The study by Brandao et al. [15] demonstrated that increasing dietary non-fibrous carbohydrate (NFC) concentration led to a negative linear response in NH₃-N levels, likely due to enhanced microbial protein synthesis, which reduces NH₃-N accumulation [48,49]. Additionally, bacterial N as a proportion of total N increased with higher dietary NFC levels, while the proportion of NANMN to total N remained unaffected by NFC concentration. In the present study, despite using the same diet (and thus the same NFC levels) across all treatments, microbial protein synthesis (g Bac/OM dig) exhibited a significant quadratic effect, with the lowest value observed at the highest treatment level. This indicates that microbial protein yield varied across treatments, reinforcing the need to assess how EMPS responds beyond NFC availability. However, direct measures of EMPS, reflected by the consistent N use efficiency and N digestibility, remained unchanged. This stability in EMPS suggests that although total microbial protein output (g Bac/OM dig) varied, the relative efficiency of N utilization by microbes did not. Although previous studies have shown that bacterial N flow decreases as ruminal pH rises, EMPS is not directly linked to rumen pH, which typically fluctuates with carbohydrate fermentability [50]. Moreover, ruminal NH₃-N was found to be insensitive to EMPS [15], aligning with findings from Bach et al. [50] and Oba and Allen [48]. In contrast, our study observed that most microbial protein synthesis parameters showed no significant variation except for g Bac/OM dig and N flow. This trend suggests a shift in microbial N utilization dynamics may explain the quadratic decrease EMPS observed at the lowest N levels. The decrease in N flow, driven by reduced N availability in artificial saliva, likely increases energy availability for microbial communities, altering microbial protein flow. Thus, while microbial activity remains stable, the efficiency of converting available energy into microbial protein is impacted, potentially due to imbalances in the ruminal nitrogen-to-energy ratio.
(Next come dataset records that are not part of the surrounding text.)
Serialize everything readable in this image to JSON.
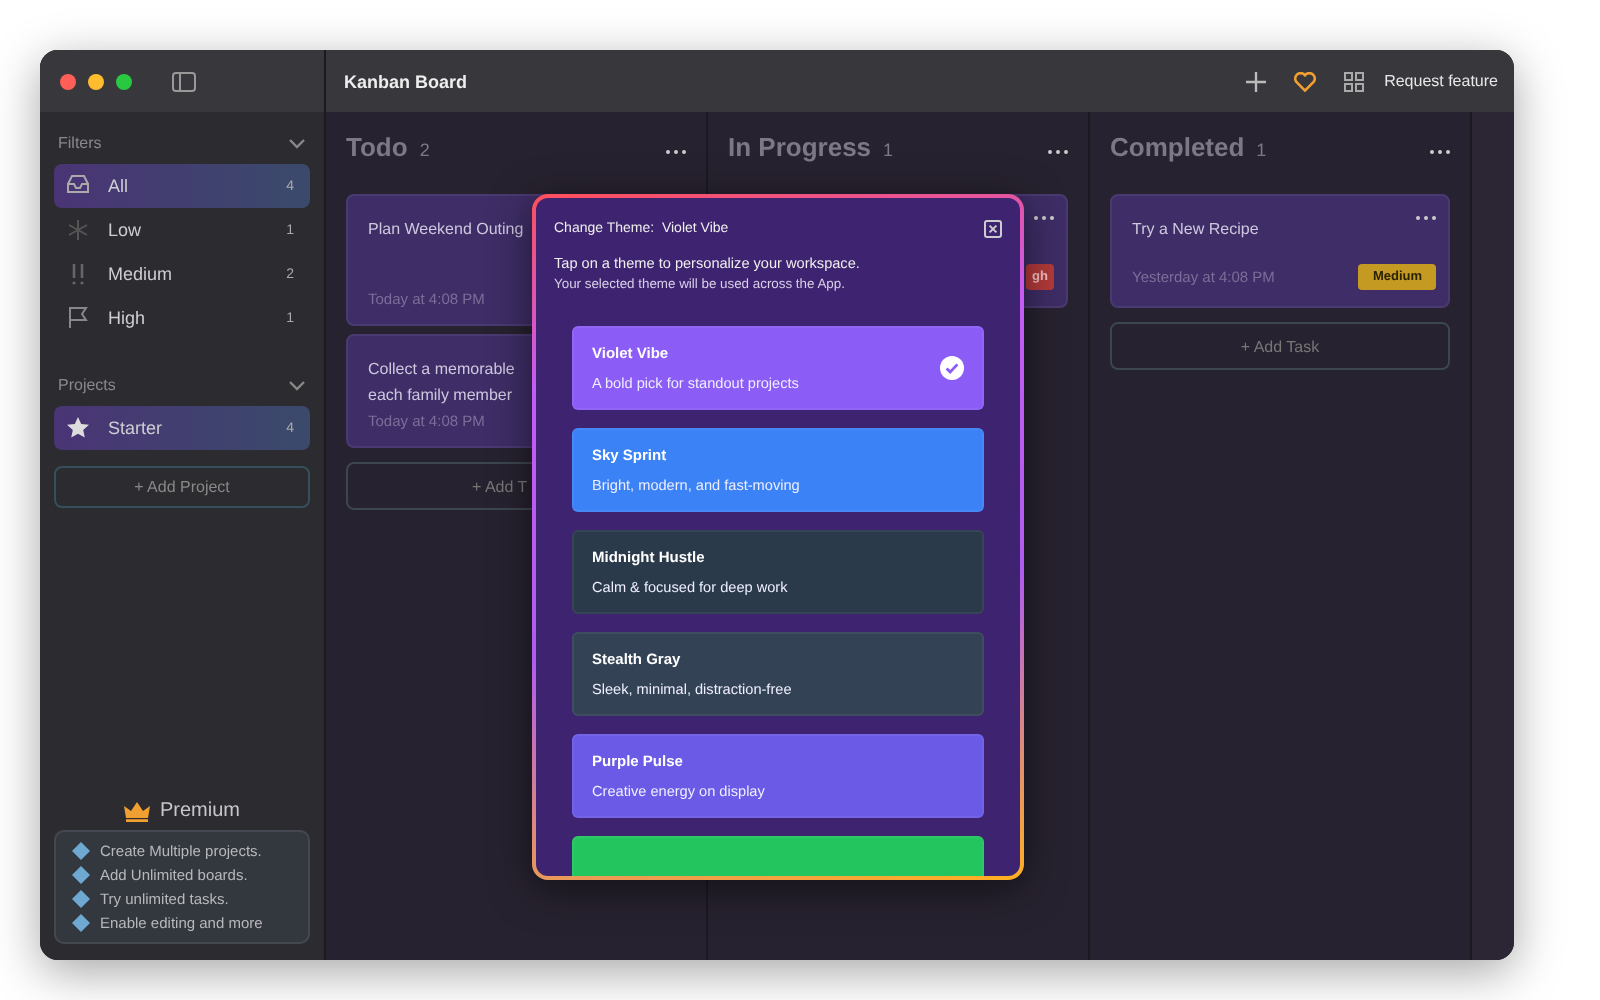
{
  "window": {
    "title": "Kanban Board"
  },
  "toolbar": {
    "request_feature": "Request feature"
  },
  "sidebar": {
    "filters_heading": "Filters",
    "filters": [
      {
        "label": "All",
        "count": "4",
        "selected": true
      },
      {
        "label": "Low",
        "count": "1",
        "selected": false
      },
      {
        "label": "Medium",
        "count": "2",
        "selected": false
      },
      {
        "label": "High",
        "count": "1",
        "selected": false
      }
    ],
    "projects_heading": "Projects",
    "projects": [
      {
        "label": "Starter",
        "count": "4",
        "selected": true
      }
    ],
    "add_project": "+ Add Project",
    "premium": {
      "title": "Premium",
      "features": [
        "Create Multiple projects.",
        "Add Unlimited boards.",
        "Try unlimited tasks.",
        "Enable editing and more"
      ]
    }
  },
  "columns": [
    {
      "title": "Todo",
      "count": "2",
      "cards": [
        {
          "title_lines": [
            "Plan Weekend Outing"
          ],
          "time": "Today at 4:08 PM"
        },
        {
          "title_lines": [
            "Collect a memorable",
            "each family member"
          ],
          "time": "Today at 4:08 PM"
        }
      ],
      "add_task": "+ Add T"
    },
    {
      "title": "In Progress",
      "count": "1",
      "cards": [
        {
          "badge": {
            "text": "gh",
            "kind": "high"
          }
        }
      ]
    },
    {
      "title": "Completed",
      "count": "1",
      "cards": [
        {
          "title_lines": [
            "Try a New Recipe"
          ],
          "time": "Yesterday at 4:08 PM",
          "badge": {
            "text": "Medium",
            "kind": "medium"
          }
        }
      ],
      "add_task": "+ Add Task"
    }
  ],
  "theme_dialog": {
    "title": "Change Theme:  Violet Vibe",
    "intro": "Tap on a theme to personalize your workspace.",
    "note": "Your selected theme will be used across the App.",
    "themes": [
      {
        "name": "Violet Vibe",
        "description": "A bold pick for standout projects",
        "color": "#8b5cf6",
        "selected": true
      },
      {
        "name": "Sky Sprint",
        "description": "Bright, modern, and fast-moving",
        "color": "#3b82f6",
        "selected": false
      },
      {
        "name": "Midnight Hustle",
        "description": "Calm & focused for deep work",
        "color": "#2a3a4a",
        "selected": false
      },
      {
        "name": "Stealth Gray",
        "description": "Sleek, minimal, distraction-free",
        "color": "#334355",
        "selected": false
      },
      {
        "name": "Purple Pulse",
        "description": "Creative energy on display",
        "color": "#6b5ae6",
        "selected": false
      },
      {
        "color": "#22c55e",
        "selected": false
      }
    ]
  }
}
Lastly, it is important to acknowledge a limitation of this study: the sample size was relatively small, with six fermenters per treatment, constrained by the equipment’s capacity. Conducting a more comprehensive experiment with a larger sample size would increase statistical power, potentially revealing results that might have been missed in the present study. One way to achieve this is by performing multiple rounds of the trial and combining the data into a larger dataset, thereby increasing the robustness and depth of the findings. This approach would enhance our understanding of the observed trends and provide more insights, leading to more conclusive results.

5. Conclusions

The findings from this study demonstrate that reducing N in artificial saliva by up to 15% is consistent with the initial hypothesis, maintaining fermentation and microbial protein synthesis, but further reductions (30%) may impair microbial protein yield, partially rejecting the hypothesis. Reducing nitrogen levels in artificial saliva by up to 30% did not significantly affect ruminal pH, ammonia nitrogen concentrations, or ammonia nitrogen outflow in the Rusitec^® system, indicating that nitrogen reduction maintains ruminal stability. Additionally, digestibility of nutrients (dry matter, crude protein, neutral detergent fiber, and starch), gas production and methane production, and volatile fatty acid profiles remained consistent across treatments, demonstrating that lowering nitrogen levels in the artificial saliva does not compromise fermentation efficiency or dietary digestion. These findings highlight the potential for reducing nitrogen in artificial saliva without impairing ruminal function, providing a foundation for future research to refine nitrogen dynamics in in vitro systems and better simulate modern dairy cow diets.